Hayati, herkesten farklı olarak, sadece yapmadıklarından, görüp de ses çıkarmadıklarından da mesul olduğunu düşünüyor. Çünkü biz yaptıklarımızla değil yapmadıklarımızla diğer canlılardan ayrılıyoruz. İrademizle, bile isteye yapmadıklarımız, mesela bizden zayıf birini ezebilecekken bundan sakınmamız, kadın olalım ya da erkek hiç fark etmez; bizi, insan olarak diğer canlılardan ayrı bir konuma taşır. Belki de bizzat onlardır bizi hakikate yaklaştıran. Tam da bu nedenden filmde gerçekleşen cinayete polisiye bir yaklaşım görmüyorsunuz. Çünkü katilin de kadının da aslında kim oldukları önem taşımıyor artık.
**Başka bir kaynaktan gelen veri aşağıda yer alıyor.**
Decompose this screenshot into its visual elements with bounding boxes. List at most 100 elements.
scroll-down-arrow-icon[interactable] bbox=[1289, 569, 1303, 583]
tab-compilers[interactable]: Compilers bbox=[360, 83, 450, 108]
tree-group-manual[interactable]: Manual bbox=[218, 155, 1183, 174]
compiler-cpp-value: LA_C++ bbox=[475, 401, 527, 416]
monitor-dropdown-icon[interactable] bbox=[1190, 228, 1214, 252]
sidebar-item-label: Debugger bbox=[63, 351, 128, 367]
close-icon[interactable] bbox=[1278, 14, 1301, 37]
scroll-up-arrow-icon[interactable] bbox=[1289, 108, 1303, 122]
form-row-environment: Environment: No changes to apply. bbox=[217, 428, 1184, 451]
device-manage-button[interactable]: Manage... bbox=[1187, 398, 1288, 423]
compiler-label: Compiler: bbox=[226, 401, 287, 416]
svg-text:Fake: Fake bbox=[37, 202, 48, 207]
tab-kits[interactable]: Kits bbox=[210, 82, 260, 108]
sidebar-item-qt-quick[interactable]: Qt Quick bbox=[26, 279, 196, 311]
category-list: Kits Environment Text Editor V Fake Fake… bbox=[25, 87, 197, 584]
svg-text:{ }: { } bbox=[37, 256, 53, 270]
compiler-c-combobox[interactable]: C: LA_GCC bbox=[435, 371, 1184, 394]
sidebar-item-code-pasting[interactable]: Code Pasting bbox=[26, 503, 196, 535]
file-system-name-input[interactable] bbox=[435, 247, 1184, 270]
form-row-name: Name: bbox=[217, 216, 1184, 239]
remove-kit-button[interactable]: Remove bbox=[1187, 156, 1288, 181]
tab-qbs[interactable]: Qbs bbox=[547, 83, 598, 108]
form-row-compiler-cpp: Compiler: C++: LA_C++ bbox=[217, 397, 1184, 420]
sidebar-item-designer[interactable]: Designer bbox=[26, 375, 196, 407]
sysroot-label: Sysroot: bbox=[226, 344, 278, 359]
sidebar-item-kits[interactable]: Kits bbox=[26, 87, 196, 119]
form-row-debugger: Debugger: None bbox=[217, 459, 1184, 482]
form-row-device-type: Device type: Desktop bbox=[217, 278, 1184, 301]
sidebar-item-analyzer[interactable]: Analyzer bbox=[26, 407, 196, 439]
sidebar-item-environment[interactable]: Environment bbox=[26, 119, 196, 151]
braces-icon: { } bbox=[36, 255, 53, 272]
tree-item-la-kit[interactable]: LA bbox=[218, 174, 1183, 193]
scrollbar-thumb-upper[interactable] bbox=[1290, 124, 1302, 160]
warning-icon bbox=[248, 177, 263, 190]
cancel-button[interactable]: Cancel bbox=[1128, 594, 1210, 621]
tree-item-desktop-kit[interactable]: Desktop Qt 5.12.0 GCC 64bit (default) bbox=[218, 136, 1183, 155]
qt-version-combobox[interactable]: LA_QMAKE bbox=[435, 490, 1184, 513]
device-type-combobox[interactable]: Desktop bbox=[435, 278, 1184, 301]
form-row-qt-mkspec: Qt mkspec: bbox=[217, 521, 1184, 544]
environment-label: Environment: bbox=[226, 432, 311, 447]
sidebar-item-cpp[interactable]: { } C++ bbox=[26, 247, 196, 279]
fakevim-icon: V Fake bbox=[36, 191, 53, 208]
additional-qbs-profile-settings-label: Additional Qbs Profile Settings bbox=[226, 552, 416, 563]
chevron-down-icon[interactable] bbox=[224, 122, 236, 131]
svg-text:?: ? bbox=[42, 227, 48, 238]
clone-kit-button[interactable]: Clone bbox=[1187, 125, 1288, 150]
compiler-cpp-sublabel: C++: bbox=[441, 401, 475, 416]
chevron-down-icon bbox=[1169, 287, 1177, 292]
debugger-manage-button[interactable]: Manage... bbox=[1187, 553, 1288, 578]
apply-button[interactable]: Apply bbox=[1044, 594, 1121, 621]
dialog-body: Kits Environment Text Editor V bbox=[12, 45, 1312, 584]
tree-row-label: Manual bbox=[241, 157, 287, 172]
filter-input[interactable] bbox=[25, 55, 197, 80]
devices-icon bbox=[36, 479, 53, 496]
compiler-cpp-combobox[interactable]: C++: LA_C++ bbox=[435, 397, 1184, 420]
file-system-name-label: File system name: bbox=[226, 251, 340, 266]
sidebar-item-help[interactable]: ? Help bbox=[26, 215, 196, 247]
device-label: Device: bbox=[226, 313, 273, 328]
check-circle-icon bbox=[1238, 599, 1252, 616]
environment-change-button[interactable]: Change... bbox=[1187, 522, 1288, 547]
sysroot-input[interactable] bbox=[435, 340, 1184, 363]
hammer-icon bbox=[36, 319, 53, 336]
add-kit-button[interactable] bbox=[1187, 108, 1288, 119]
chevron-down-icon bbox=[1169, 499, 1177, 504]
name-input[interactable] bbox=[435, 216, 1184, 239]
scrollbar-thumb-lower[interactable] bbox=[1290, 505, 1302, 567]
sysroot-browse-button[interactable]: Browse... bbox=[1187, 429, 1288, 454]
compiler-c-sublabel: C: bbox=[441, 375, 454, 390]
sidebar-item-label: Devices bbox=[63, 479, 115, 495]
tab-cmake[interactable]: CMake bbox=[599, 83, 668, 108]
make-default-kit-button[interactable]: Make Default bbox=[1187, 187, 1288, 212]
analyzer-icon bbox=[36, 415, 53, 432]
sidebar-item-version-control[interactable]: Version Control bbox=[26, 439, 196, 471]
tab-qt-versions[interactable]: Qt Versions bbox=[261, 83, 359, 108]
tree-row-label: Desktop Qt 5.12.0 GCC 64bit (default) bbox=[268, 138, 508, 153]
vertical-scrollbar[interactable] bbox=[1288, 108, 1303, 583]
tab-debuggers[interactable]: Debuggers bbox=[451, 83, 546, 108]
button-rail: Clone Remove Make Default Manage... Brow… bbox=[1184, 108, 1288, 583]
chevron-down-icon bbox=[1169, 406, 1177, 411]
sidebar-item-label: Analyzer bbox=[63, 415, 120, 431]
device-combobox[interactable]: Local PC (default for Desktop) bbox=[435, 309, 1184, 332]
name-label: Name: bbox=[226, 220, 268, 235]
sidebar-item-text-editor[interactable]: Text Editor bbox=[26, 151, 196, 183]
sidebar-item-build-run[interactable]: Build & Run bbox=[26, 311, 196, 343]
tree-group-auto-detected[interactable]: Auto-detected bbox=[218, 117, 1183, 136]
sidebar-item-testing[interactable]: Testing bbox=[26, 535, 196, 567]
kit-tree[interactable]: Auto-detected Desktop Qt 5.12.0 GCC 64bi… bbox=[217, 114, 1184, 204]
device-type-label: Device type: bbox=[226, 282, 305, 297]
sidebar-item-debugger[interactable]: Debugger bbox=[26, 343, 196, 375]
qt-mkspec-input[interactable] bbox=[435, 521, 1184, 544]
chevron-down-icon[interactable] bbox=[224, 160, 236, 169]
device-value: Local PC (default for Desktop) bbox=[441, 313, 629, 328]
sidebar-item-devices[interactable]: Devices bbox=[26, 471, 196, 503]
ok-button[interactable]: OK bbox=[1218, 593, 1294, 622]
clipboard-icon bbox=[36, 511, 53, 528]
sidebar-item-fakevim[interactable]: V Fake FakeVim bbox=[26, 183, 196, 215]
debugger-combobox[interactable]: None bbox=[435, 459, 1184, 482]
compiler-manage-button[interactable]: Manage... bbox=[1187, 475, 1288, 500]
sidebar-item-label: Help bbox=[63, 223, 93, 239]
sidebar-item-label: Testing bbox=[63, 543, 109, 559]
Hayati, ‘Evet, ben öldürdüm.’ diyor. Önemi var mı kimin öldürdüğünün? Bir bedel ödemek istiyor Hayati. Hepimiz adına. Yapmadıklarımız ve ses çıkarmadıklarımız adına bir bedel. Dolaylı bir ders bu bize…

Her birimizin gündelik hayatımızda, kasabadaki o kahvehanede, hatta belki kadın günlerinde, iç içe olduğumuz, sıradanlaştırdığımız şiddetle yüzleşmemizi öneriyor bize film. Katilin kim olduğuna odaklanmamasını, şiddetin anonimliğinin bir sembolü olarak düşünebilir miyiz?
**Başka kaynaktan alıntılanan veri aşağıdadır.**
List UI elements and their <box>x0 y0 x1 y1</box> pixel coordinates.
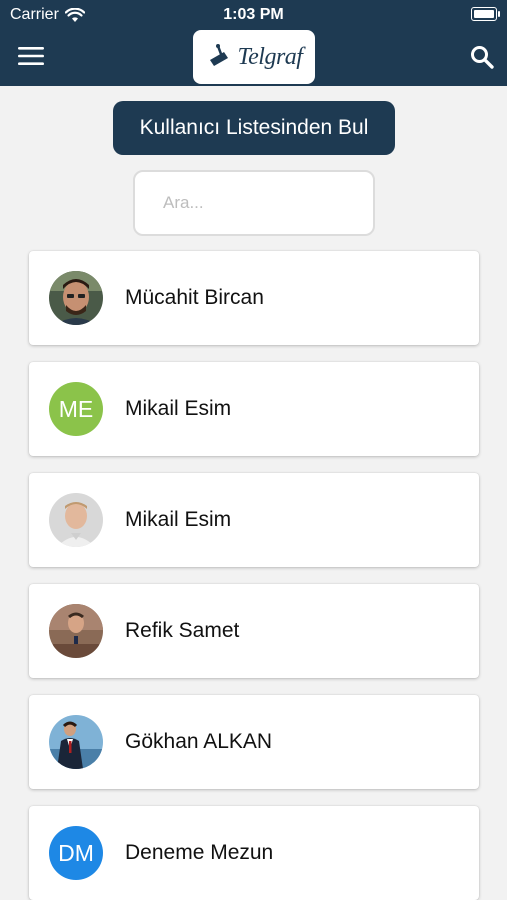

Şiddet tarih boyunca var. Tıpkı sevgi gibi. Bizler insan olarak şiddetin yerine sevgiyi ikame etmek için türlü yöntemler, icatlar üretmişiz.  İnsan gök ile yer arasında yaratıldığı için ruhunda hem iyilik hem kötülük mündemiçtir. Tabi ki iyiliği ortaya çıkarmak emek, gayret ve özveri ister. Şiddet göstermek kolay olandır. Bizler bazen şiddet göstermesek de fark etmeden onun bir parçası olabiliyoruz. İvan Karamozof babasını öldürmedi ama hep öldürmek istedi. Tıpkı Hayati’nin Yaprak’a karşı duyduğu his gibi. Sırf bu histen dolayı o da Karamazof gibi kendini suçlu hissediyor. Bugün yaşadığımız sıcak yuvalarımızda, haber izlerken Roboski’deki çocukları görüyoruz, Suriye savaşından kaçan çaresiz mültecileri izliyoruz, Yemen’de açlıktan kırılan milyonlarca çocuğun haberini seyrediyoruz, Afrika’daki fakirliği görüyoruz. Bir tuşla bir diğerinden diğerine geçiyoruz. Bu yönüyle şiddetin adresi tabi ki yok. O kasaba izlediğimiz dünyanın küçük bir prototipi. Kasabadakiler ne kadar istese de ya da seyirci olarak biz ne kadar öyle adreslendirmek istediysek de Hayati katil değil, maktul de Yaprak değil; ama vicdanımızda her gün görüp de ses etmediğimiz her tür şiddetin yankısı var orada. Vicdanımıza dönerek onu bulmak ve anlamlandırmak bizim görevimiz.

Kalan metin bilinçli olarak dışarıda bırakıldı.